田園調布せせらぎ公園内の緑を大量伐採する問題で、5月18日大田区の説明会が開催されました。

今回の公園内の開発は、文化施設とスポーツ施設を建設するため、267本の樹木を切り、開発しようとしているのが問題ですが、背景には平成28年5月1日の大田区みどりの条例施行規則等の改正と平成30年第一回定例会で行われた都市公園法の改正に伴う大田区の公園条例改正が大きく影響しているようです。

https://www.city.ota.tokyo.jp/seikatsu/sumaimachinami/green/ryokukakeikaku/index.html

 

都市公園法改正に伴う公園条例の改正は、緑の貴重な空間である公園が、宅地と同じように扱われることを可能にし、建築可能面積もこれまでより大きく12%までになっています。

規則の改正は、議決が不要のため区議会で議論されませんでしたが、公園条例改正は、こうした開発が心配で反対しましたが、その通りになってしまいました。
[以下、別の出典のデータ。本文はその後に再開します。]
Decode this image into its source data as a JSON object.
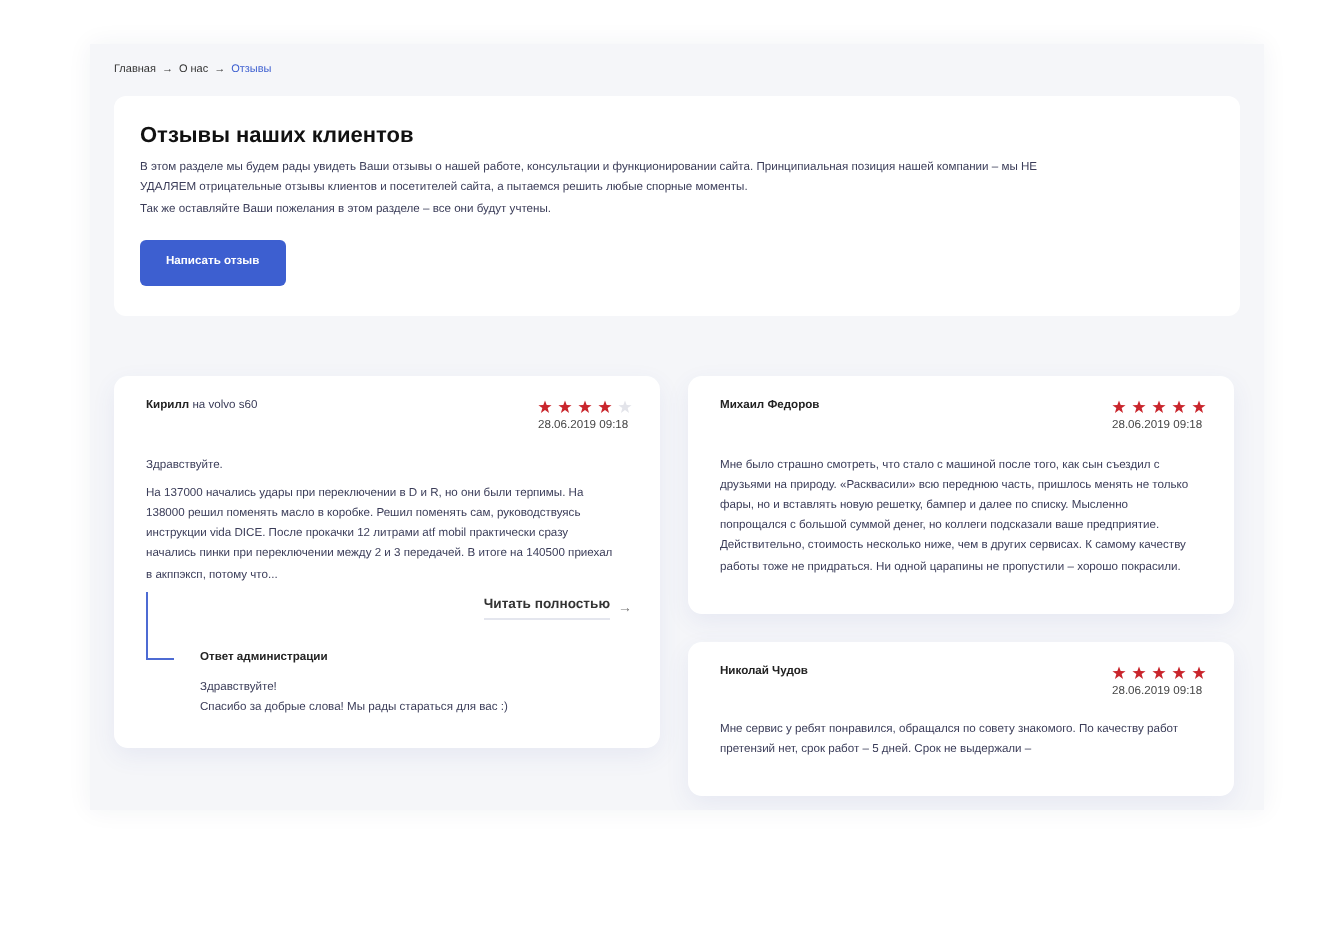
{
  "breadcrumb": [
    {
      "kind": "link",
      "text": "Главная"
    },
    {
      "kind": "separator",
      "text": "→"
    },
    {
      "kind": "link",
      "text": "О нас"
    },
    {
      "kind": "separator",
      "text": "→"
    },
    {
      "kind": "current",
      "text": "Отзывы"
    }
  ],
  "intro": {
    "title": "Отзывы наших клиентов",
    "paragraphs": [
      "В этом разделе мы будем рады увидеть Ваши отзывы о нашей работе, консультации и функционировании сайта. Принципиальная позиция нашей компании – мы НЕ УДАЛЯЕМ отрицательные отзывы клиентов и посетителей сайта, а пытаемся решить любые спорные моменты.",
      "Так же оставляйте Ваши пожелания в этом разделе – все они будут учтены."
    ],
    "button": "Написать отзыв"
  },
  "reviews": [
    {
      "author": "Кирилл",
      "car": "на volvo s60",
      "stars": 4,
      "date": "28.06.2019 09:18",
      "paragraphs": [
        "Здравствуйте.",
        "На 137000 начались удары при переключении в D и R, но они были терпимы. На 138000 решил поменять масло в коробке. Решил поменять сам, руководствуясь инструкции vida DICE. После прокачки 12 литрами atf mobil практически сразу начались пинки при переключении между 2 и 3 передачей. В итоге на 140500 приехал в акппэксп, потому что..."
      ],
      "read_more": "Читать полностью",
      "read_more_arrow": "→",
      "reply": {
        "title": "Ответ администрации",
        "lines": [
          "Здравствуйте!",
          "Спасибо за добрые слова! Мы рады стараться для вас :)"
        ]
      }
    },
    {
      "author": "Михаил Федоров",
      "stars": 5,
      "date": "28.06.2019 09:18",
      "paragraphs": [
        "Мне было страшно смотреть, что стало с машиной после того, как сын съездил с друзьями на природу. «Расквасили» всю переднюю часть, пришлось менять не только фары, но и вставлять новую решетку, бампер и далее по списку. Мысленно попрощался с большой суммой денег, но коллеги подсказали ваше предприятие. Действительно, стоимость несколько ниже, чем в других сервисах. К самому качеству работы тоже не придраться. Ни одной царапины не пропустили – хорошо покрасили."
      ]
    },
    {
      "author": "Николай Чудов",
      "stars": 5,
      "date": "28.06.2019 09:18",
      "paragraphs": [
        "Мне сервис у ребят понравился, обращался по совету знакомого. По качеству работ претензий нет, срок работ – 5 дней. Срок не выдержали –"
      ]
    }
  ]
}
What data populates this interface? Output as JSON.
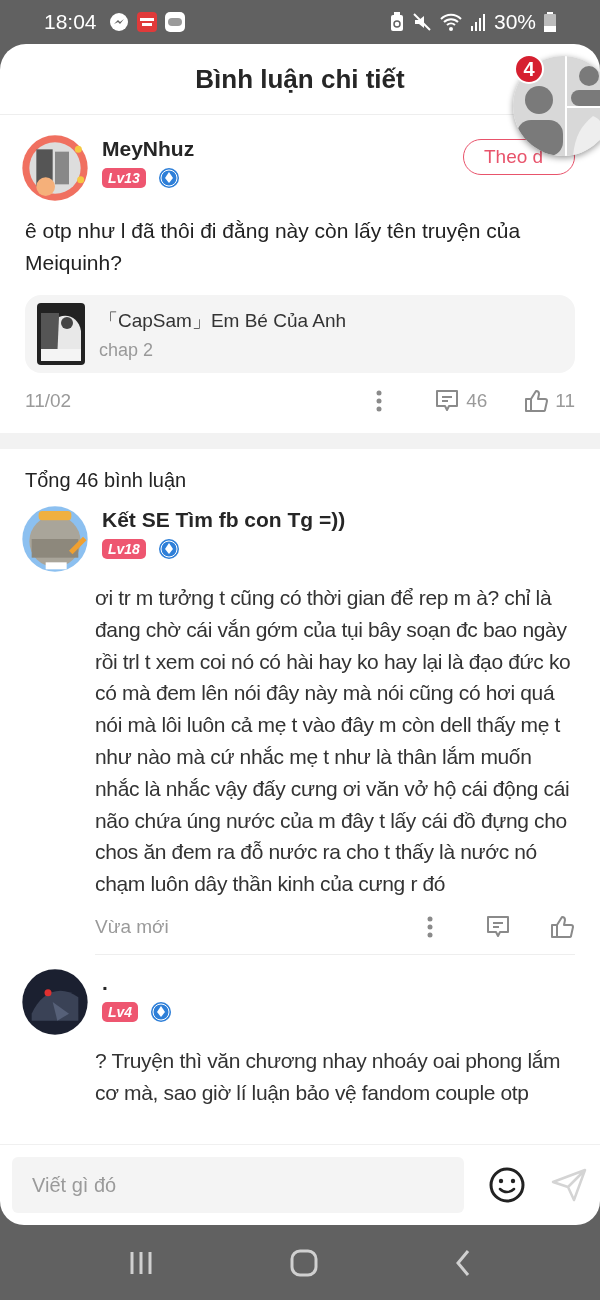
{
  "status_bar": {
    "time": "18:04",
    "battery": "30%"
  },
  "header": {
    "title": "Bình luận chi tiết"
  },
  "floating_bubble": {
    "badge": "4"
  },
  "main_comment": {
    "user": "MeyNhuz",
    "level": "Lv13",
    "follow_button": "Theo d",
    "text": "ê otp như l đã thôi đi đằng này còn lấy tên truyện của Meiquinh?",
    "story": {
      "title": "「CapSam」Em Bé Của Anh",
      "chapter": "chap 2"
    },
    "date": "11/02",
    "replies": "46",
    "likes": "11"
  },
  "total": "Tổng 46 bình luận",
  "comments": [
    {
      "user": "Kết SE Tìm fb con Tg =))",
      "level": "Lv18",
      "text": "ơi tr m tưởng t cũng có thời gian để rep m à? chỉ là đang chờ cái vắn gớm của tụi bây soạn đc bao ngày rồi trl t xem coi nó có hài hay ko hay lại là đạo đức ko có mà đem lên nói đây này mà nói cũng có hơi quá nói mà lôi luôn cả mẹ t vào đây m còn dell thấy mẹ t như nào mà cứ nhắc mẹ t như là thân lắm muốn nhắc là nhắc vậy đấy cưng ơi văn vở hộ cái động cái não chứa úng nước của m đây t lấy cái đồ đựng cho chos ăn đem ra đỗ nước ra cho t thấy là nước nó chạm luôn dây thần kinh của cưng r đó",
      "time": "Vừa mới"
    },
    {
      "user": ".",
      "level": "Lv4",
      "text": "? Truyện thì văn chương nhay nhoáy oai phong lắm cơ mà, sao giờ lí luận bảo vệ fandom couple otp"
    }
  ],
  "composer": {
    "placeholder": "Viết gì đó"
  }
}
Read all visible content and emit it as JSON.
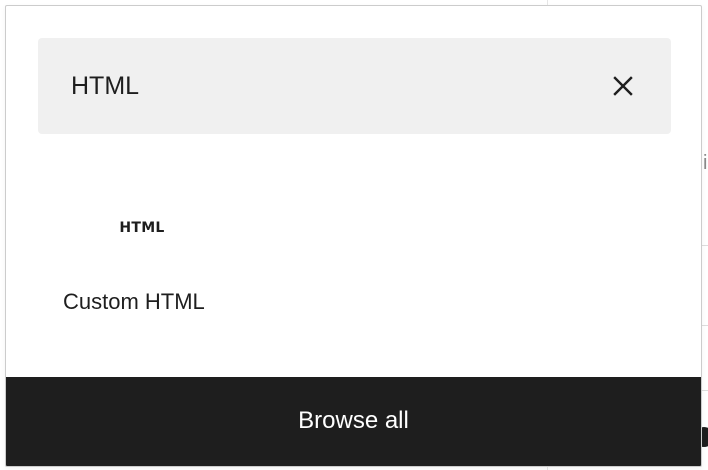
{
  "search": {
    "value": "HTML",
    "clear_icon": "close-icon"
  },
  "results": [
    {
      "icon_text": "HTML",
      "label": "Custom HTML"
    }
  ],
  "footer": {
    "browse_all_label": "Browse all"
  },
  "backdrop": {
    "fragment_text": "i"
  },
  "colors": {
    "accent_dark": "#1e1e1e",
    "search_bg": "#f0f0f0",
    "text": "#1e1e1e"
  }
}
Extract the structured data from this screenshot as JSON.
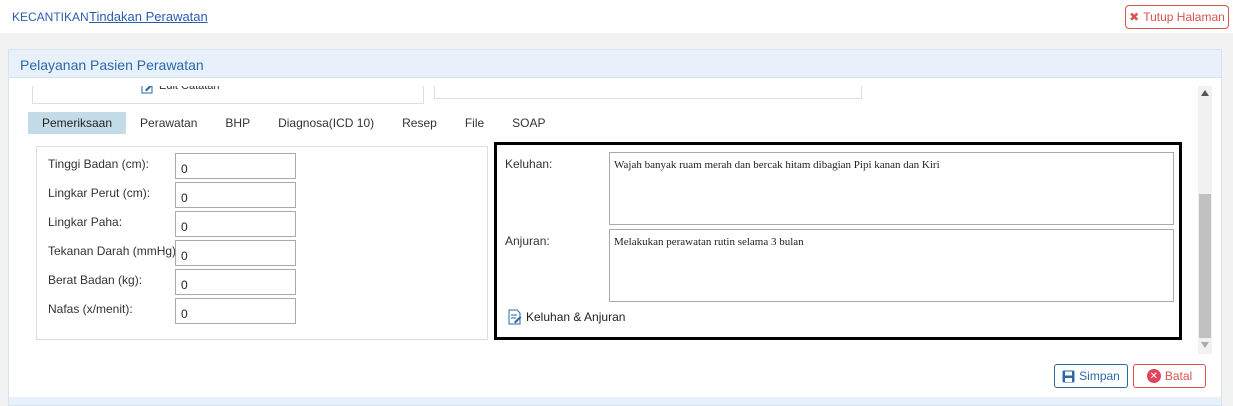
{
  "breadcrumb": {
    "root": "KECANTIKAN",
    "current": "Tindakan Perawatan"
  },
  "close_button": {
    "label": "Tutup Halaman",
    "icon": "close-icon",
    "color": "#d9534f"
  },
  "panel": {
    "title": "Pelayanan Pasien Perawatan"
  },
  "previous_section": {
    "edit_label": "Edit Catatan"
  },
  "tabs": [
    {
      "label": "Pemeriksaan",
      "active": true
    },
    {
      "label": "Perawatan",
      "active": false
    },
    {
      "label": "BHP",
      "active": false
    },
    {
      "label": "Diagnosa(ICD 10)",
      "active": false
    },
    {
      "label": "Resep",
      "active": false
    },
    {
      "label": "File",
      "active": false
    },
    {
      "label": "SOAP",
      "active": false
    }
  ],
  "vitals": [
    {
      "label": "Tinggi Badan (cm):",
      "value": "0"
    },
    {
      "label": "Lingkar Perut (cm):",
      "value": "0"
    },
    {
      "label": "Lingkar Paha:",
      "value": "0"
    },
    {
      "label": "Tekanan Darah (mmHg):",
      "value": "0"
    },
    {
      "label": "Berat Badan (kg):",
      "value": "0"
    },
    {
      "label": "Nafas (x/menit):",
      "value": "0"
    }
  ],
  "notes": {
    "keluhan_label": "Keluhan:",
    "keluhan_value": "Wajah banyak ruam merah dan bercak hitam dibagian Pipi kanan dan Kiri",
    "anjuran_label": "Anjuran:",
    "anjuran_value": "Melakukan perawatan rutin selama 3 bulan",
    "button_label": "Keluhan & Anjuran"
  },
  "actions": {
    "save_label": "Simpan",
    "cancel_label": "Batal"
  },
  "colors": {
    "accent": "#2a6aa8",
    "danger": "#d9534f",
    "tab_active": "#c3dce8"
  }
}
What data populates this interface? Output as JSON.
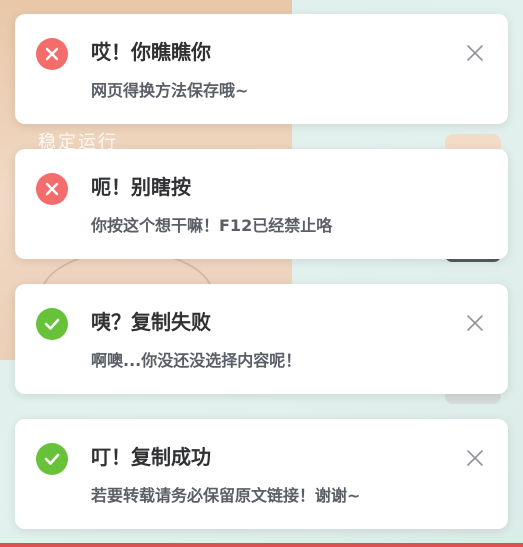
{
  "background": {
    "heading": "稳定运行"
  },
  "notifications": [
    {
      "type": "error",
      "title": "哎！你瞧瞧你",
      "message": "网页得换方法保存哦~"
    },
    {
      "type": "error",
      "title": "呃！别瞎按",
      "message": "你按这个想干嘛！F12已经禁止咯"
    },
    {
      "type": "success",
      "title": "咦？复制失败",
      "message": "啊噢...你没还没选择内容呢！"
    },
    {
      "type": "success",
      "title": "叮！复制成功",
      "message": "若要转载请务必保留原文链接！谢谢~"
    }
  ],
  "icons": {
    "error": "close-circle-icon",
    "success": "check-circle-icon",
    "dismiss": "close-icon"
  },
  "colors": {
    "error": "#f56c6c",
    "success": "#67c23a"
  }
}
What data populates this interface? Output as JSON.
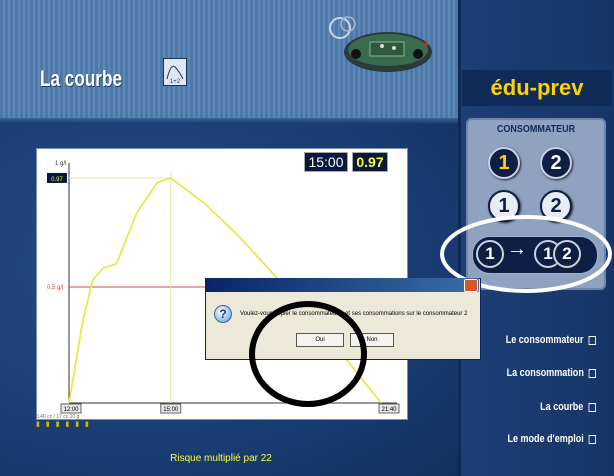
{
  "header": {
    "title": "La courbe",
    "icon_label": "1+2"
  },
  "brand": "édu-prev",
  "consumer_panel": {
    "title": "CONSOMMATEUR",
    "btn1": "1",
    "btn2": "2",
    "ghost1": "1",
    "ghost2": "2",
    "copy_from": "1",
    "copy_arrow": "→",
    "copy_to_a": "1",
    "copy_to_b": "2"
  },
  "menu": {
    "consumer": "Le consommateur",
    "consumption": "La consommation",
    "curve": "La courbe",
    "manual": "Le mode d'emploi"
  },
  "readout": {
    "time": "15:00",
    "value": "0.97"
  },
  "chart_data": {
    "type": "line",
    "y_top_label": "1 g/l",
    "y_peak_label": "0.97",
    "threshold_label": "0.5 g/l",
    "x_start_label": "12:00",
    "x_current_label": "15:00",
    "x_end_label": "21:40",
    "x_range": [
      12.0,
      21.67
    ],
    "y_range": [
      0,
      1.0
    ],
    "threshold": 0.5,
    "current_x": 15.0,
    "points": [
      {
        "x": 12.0,
        "y": 0.0
      },
      {
        "x": 12.4,
        "y": 0.35
      },
      {
        "x": 12.7,
        "y": 0.53
      },
      {
        "x": 13.0,
        "y": 0.58
      },
      {
        "x": 13.4,
        "y": 0.6
      },
      {
        "x": 14.0,
        "y": 0.82
      },
      {
        "x": 14.6,
        "y": 0.95
      },
      {
        "x": 15.0,
        "y": 0.97
      },
      {
        "x": 16.0,
        "y": 0.86
      },
      {
        "x": 17.0,
        "y": 0.72
      },
      {
        "x": 18.0,
        "y": 0.56
      },
      {
        "x": 19.0,
        "y": 0.4
      },
      {
        "x": 20.0,
        "y": 0.22
      },
      {
        "x": 21.2,
        "y": 0.0
      }
    ]
  },
  "dialog": {
    "message": "Voulez-vous copier le consommateur 1 et ses consommations sur le consommateur 2",
    "ok": "Oui",
    "no": "Non"
  },
  "legend_small": "0.40 cc / 17 cc 10 g",
  "risk_text": "Risque multiplié par 22",
  "colors": {
    "brand_yellow": "#ffd200",
    "curve": "#e5e84f",
    "threshold": "#e0403c",
    "panel_bg": "#17386c"
  }
}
説明会は、50人と言っていたにもかかわらず、会場にはおよそ100人がつめかけ、大量な樹木の伐採を伴う文化施設とスポーツ施設の建設や駐車場の整備の計画の説明不足と手続きの不備について指摘されるとともに、そもそもの施設の必要性への疑問や、こうした開発をすることになった経緯についての説明を求める声があがっていました。

大田区は、説明する、住民の声をきく、勝手に進めない、と言いながら、次回の説明は秋に行うというなど、区民の声を聞いて計画を改善する姿勢に欠けていて、多くの区民が納得していませんでした。

会場の外で、

5月23日18時半から、富士見会館多目的ホールで、住民同士の意見交換をするという用紙をいただいたので、参加しようと思います。


 

下記の、全体図を見るとわかりますが、今回の開発の対象区域は、公園面積の約半分にも及びます。
大田区は、青で囲った公園の半分の敷地=赤で囲った部分を「宅地」として扱い、黄色の「文化施設とスポーツ施設という箱モノを作り、駐車場を建設しようとしている」と考えると非常にわかりやすいと思います。

もはや公園ではないように思います。
都市公園法の改正で公園面積の12%まで構造物の建築を許していることと、基準値をもとにした緑化率さえ満たせばいいように緑の条例を改正したことがこうした開発を許しています。

 

すっかり緑が切られてしまっていました。

 

そもそもの
出張所の老朽化、富士見会館に移転、富士見会館がせせらぎ公園内に、という全体像。
田園調布駅前の一等地、ゆうゆうクラブだった施設が最終的にあくことになります。
ここを何にするかも明らかになっていませんが、私は、出張所を富士見会館にするより、このゆうゆうくらぶ跡地にすべきだったと思っています。ゆうゆうくらぶは廃止されていたので、富士見会館の改修も田園調布せせらぎ公園内の大規模改修も不要になります。
まさか、民間に売却したり、開発させたりすることは無いと思いますが、大田区は、現時点でも、何に使うか明らかにしていません。